I strongly believe that given the combination of advances in genome sciences, AI-enabled drug screening, and pre-clinical model development, the PKD therapeutic landscape as a whole is nearing an inflection point—that is, a stage where novel disease biomarkers in tandem with personalized pharmacogenomic approaches can inform clinical decisions for the next generation of PKD treatments. – Sorin Fedeles, Ph.D.

Learn more about Dr. Fedeles’s research grant and others from 2019 here.

Daria Ilatovskaya, Ph.D.
Medical University of South Carolina

My primary research focus is hypertension and PKD, and the dietary aspects of their development. I am interested to know how the salt we eat can affect these diseases, what damage too much or too little salt can cause, and what the role of hormones is in their progression. – Daria Ilatovskaya, Ph.D.

Learn more about Dr. Ilatovskaya’s research grant and others from 2018 here.

Rebecca Walker, Ph.D.
University of Maryland

I did my doctorate in Dr. Dominic Norris’ lab in Oxford, UK. His lab focuses on “cilia in development and disease,” and had recently worked on a mutant mouse that had left-right patterning defects. This mouse actually had a mutation in Polycystin-2 which caused polycystic kidney disease. Working on this mouse was the basis for my thesis and made me the pioneer of kidney research in Dr. Norris’ lab. This is where my love of kidneys and PKD flourished! – Rebecca Walker, Ph.D.

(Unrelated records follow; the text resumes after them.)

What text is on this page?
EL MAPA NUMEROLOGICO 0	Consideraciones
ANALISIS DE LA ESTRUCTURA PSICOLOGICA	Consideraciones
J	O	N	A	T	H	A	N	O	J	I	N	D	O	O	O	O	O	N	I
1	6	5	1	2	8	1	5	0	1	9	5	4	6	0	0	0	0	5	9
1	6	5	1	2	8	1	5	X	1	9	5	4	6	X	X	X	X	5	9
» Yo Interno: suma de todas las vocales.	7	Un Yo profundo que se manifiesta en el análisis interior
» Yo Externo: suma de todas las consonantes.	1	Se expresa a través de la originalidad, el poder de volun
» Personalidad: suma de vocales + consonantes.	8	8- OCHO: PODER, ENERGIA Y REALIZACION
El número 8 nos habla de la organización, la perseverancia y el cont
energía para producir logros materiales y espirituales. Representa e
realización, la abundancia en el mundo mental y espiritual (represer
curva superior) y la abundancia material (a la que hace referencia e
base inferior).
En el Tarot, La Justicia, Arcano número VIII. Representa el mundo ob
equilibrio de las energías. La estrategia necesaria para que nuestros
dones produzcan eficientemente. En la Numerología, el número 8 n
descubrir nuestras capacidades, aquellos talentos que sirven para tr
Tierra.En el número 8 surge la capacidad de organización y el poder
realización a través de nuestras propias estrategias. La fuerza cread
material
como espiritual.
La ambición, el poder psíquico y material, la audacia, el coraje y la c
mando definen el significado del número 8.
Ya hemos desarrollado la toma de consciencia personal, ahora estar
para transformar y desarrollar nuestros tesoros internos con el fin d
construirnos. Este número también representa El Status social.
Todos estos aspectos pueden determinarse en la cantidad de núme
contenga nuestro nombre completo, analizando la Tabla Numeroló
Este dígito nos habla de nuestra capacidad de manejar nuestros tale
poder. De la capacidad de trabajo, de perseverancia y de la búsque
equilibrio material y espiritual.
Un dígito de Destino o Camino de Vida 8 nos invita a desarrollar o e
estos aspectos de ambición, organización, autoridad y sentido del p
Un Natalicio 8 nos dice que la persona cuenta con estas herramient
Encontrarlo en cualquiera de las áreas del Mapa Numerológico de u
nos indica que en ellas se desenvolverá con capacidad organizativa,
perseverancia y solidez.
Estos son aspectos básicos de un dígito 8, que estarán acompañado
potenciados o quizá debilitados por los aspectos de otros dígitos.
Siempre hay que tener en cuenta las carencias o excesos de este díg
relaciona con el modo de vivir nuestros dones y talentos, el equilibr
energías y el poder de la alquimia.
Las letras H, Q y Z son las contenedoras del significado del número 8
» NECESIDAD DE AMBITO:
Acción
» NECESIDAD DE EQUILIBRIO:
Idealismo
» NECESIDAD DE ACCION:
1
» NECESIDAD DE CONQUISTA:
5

Learn more about Dr. Walker’s research fellowship and others from 2019 here.

Alessandra Boletta, Ph.D.
San Raffaele Scientific Institute

We’ve discovered that the use of a simple pharmacological compound called 2-deoxy-D-glucose effectively retards disease progression. We also discovered that a much broader metabolic reprogramming occurs in the disease, including compensatory glutaminolysis. Our prediction is that acting on both simultaneously will result in an amplification (rather than in a sum) of the efficacy of treatment, and we are currently testing this hypothesis on animal models. – Alessandra Boletta, Ph.D.

Learn more about Dr. Boletta’s research grant and others from 2018 here.

Feng Qian, Ph.D.
University of Maryland

“Our results suggest that (i) PC1 may form a complex with itself and (ii) PC1 and PC1/PC2 may interact with different mitochondrial proteins that are critical for mitochondrial structure and function. This information is important for our understanding of polycystins regulation of mitochondrial function, which was previously implicated in ADPKD progression. – Feng Qian, Ph.D.

Learn more about Dr. Qian’s research grant and others from 2019 here.

Liudmila Cebotaru, J.D., M.D.
Johns Hopkins Medical Center

Our research demonstrates that the corrector, VX-809, reduces cyst growth, both in mice and in 3D models. The mice had better renal function and less cystic growth. The VX-809 also reduced the levels of heat shock proteins in the mouse kidneys, consistent with the restoration of cellular proteostasis. – Liudmila Cebotaru, J.D, M.D.

Learn more about Dr. Cebotaru’s research grant and others from 2019 here.

Karel Liem, Ph.D.
Yale University

Polycystin proteins function in renal primary cilia to regulate a pathway important to kidney functional homeostasis. In mouse models of ADPKD, we found that the Hedgehog pathway had no significant effect on polycystic kidney disease initiated by Pkd1 inactivation, excluding it as a functional cell-autonomous component of kidney cyst formation in these ADPKD models – Karel Liem, Ph.D.

Learn more about Dr. Liem’s research grant and others from 2018 here.

Jing Zhou, M.D., Ph.D.
Brigham and Women’s Hospital

“Our findings advocate an essential role of polycystins in the structure and function of the primary cilia and implicate β-catenin as a key inducer of cystogenesis downstream of the primary cilia. Our data suggest that modulating cilium length and/or its associated signaling events may offer novel therapeutic approaches for ADPKD. – Jing Zhou, M.D., Ph.D.

Learn more about Dr. Zhou’s research grant and others from 2018 here.

Xiaogang Li, Ph.D.
Mayo Clinic

 Our research will identify the methylation of specific genes in PKD associated signaling pathways and in pathways not previously studied in PKD, which should forward our understanding about the roles of DNA methylation in ADPKD progression.  – Xiaogang Li, Ph.D.